Note: Be careful with the signs and parenthesis while expanding the binomial expression. In mathematics, a coefficient is a multiplicative factor in some term of a polynomial, a series, or any expression; it is usually a number, but maybe any expression.

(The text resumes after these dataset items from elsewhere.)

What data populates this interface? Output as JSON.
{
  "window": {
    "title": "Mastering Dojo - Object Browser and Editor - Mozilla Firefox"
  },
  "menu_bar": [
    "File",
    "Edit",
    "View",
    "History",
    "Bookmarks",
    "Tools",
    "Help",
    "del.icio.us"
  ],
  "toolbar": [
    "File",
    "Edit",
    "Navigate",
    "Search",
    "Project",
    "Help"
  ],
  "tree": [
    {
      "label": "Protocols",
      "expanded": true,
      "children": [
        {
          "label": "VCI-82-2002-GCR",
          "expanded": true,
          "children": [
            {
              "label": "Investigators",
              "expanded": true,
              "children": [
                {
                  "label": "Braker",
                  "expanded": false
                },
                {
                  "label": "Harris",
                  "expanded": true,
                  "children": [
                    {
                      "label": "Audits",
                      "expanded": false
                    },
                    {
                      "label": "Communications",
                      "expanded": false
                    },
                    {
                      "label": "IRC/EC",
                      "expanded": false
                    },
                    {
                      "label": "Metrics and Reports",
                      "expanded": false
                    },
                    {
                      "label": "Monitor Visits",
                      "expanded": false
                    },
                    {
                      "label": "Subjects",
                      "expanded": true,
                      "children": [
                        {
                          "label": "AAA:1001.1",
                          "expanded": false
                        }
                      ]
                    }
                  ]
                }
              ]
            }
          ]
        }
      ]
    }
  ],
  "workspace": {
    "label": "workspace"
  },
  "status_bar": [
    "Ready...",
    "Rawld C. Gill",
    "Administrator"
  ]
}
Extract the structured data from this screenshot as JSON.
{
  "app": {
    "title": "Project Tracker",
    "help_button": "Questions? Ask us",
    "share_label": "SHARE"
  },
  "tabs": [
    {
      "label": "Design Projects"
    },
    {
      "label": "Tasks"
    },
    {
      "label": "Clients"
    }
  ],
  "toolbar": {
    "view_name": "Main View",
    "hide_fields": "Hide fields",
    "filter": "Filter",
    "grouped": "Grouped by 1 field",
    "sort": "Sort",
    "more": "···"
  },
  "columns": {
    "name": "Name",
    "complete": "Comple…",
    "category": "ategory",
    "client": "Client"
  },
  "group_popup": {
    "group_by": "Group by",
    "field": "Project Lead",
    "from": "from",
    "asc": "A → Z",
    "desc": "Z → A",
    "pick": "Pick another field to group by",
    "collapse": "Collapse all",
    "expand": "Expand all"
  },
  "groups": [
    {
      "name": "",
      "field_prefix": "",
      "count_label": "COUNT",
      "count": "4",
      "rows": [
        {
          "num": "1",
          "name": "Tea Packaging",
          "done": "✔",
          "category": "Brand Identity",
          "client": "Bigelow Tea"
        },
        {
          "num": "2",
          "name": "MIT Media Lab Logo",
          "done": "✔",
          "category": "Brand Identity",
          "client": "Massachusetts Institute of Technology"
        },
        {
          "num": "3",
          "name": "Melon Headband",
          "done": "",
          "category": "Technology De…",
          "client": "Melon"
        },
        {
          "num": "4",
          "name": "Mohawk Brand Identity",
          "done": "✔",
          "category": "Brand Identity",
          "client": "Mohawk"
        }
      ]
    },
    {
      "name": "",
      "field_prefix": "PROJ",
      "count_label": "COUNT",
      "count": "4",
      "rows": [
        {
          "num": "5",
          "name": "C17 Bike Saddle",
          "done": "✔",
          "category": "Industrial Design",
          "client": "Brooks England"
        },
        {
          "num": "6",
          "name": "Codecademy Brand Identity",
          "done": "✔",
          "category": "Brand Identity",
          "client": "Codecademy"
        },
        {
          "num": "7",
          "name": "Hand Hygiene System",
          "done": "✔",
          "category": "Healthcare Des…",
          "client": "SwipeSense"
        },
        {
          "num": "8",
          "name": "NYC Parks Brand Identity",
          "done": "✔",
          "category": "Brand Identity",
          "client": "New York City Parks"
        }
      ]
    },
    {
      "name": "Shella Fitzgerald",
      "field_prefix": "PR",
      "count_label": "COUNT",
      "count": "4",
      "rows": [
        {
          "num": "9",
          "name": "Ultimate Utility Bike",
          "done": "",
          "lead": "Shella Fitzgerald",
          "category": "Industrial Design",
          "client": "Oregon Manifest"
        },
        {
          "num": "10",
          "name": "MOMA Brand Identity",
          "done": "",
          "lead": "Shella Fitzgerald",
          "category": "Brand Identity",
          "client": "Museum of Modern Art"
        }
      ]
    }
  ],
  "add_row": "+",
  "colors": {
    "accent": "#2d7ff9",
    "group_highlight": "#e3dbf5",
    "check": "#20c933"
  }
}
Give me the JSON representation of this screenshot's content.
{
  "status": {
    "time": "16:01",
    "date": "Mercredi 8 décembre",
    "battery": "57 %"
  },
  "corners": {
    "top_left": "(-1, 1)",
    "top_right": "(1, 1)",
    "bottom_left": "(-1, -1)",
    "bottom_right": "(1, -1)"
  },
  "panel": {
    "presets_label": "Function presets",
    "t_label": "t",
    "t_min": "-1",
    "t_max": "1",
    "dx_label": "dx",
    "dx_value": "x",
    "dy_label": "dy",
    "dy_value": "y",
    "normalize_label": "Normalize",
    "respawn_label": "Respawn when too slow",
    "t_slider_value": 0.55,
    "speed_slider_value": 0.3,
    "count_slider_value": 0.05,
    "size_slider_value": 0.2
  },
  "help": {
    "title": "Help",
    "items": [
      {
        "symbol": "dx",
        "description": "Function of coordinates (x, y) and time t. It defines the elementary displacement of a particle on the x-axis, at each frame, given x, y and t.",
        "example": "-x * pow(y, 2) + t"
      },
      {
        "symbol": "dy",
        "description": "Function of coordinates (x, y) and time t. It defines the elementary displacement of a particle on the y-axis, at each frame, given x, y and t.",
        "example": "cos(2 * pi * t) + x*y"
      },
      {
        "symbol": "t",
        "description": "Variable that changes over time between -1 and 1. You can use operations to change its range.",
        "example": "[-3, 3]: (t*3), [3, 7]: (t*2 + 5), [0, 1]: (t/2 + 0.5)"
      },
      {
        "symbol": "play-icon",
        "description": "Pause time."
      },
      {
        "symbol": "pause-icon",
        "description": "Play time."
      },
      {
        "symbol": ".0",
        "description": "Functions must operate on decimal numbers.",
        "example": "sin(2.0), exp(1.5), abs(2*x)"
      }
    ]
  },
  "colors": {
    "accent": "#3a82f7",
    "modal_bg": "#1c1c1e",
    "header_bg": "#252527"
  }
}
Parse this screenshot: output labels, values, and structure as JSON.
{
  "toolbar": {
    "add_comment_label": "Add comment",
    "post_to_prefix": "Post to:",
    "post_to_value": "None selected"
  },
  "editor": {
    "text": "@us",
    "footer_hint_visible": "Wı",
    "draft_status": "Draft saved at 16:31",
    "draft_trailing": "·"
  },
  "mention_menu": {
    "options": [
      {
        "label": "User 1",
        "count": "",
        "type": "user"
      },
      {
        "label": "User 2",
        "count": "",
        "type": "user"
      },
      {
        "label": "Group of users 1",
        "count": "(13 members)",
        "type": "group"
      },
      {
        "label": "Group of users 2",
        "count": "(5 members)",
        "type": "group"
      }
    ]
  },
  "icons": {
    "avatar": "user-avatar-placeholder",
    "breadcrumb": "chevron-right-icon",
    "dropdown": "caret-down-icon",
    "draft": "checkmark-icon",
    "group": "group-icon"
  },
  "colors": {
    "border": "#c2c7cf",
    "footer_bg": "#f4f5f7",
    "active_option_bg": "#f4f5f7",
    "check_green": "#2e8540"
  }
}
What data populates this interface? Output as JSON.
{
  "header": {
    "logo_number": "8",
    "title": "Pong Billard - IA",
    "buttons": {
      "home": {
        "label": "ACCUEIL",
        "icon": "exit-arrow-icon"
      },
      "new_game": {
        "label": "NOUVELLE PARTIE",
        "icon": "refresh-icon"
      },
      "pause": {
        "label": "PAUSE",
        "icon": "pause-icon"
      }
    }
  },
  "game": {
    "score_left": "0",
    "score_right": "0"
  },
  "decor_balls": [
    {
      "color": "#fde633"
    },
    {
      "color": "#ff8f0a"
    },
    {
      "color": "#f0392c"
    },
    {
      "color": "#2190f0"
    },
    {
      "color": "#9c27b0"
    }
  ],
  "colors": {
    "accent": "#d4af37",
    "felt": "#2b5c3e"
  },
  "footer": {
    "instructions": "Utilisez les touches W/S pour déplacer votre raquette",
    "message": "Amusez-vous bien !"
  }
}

Also remember the property of combinations that says: ${}^n{C_r} = {}^n{C_{n - r}}$ . The answer that we got, i.e. $ - {}^{2020}{C_3}$, can also be written as $ - {}^{2020}{C_{2020 - 3}} = - {}^{2020}{C_{2017}}$ and it will still be the same numerically.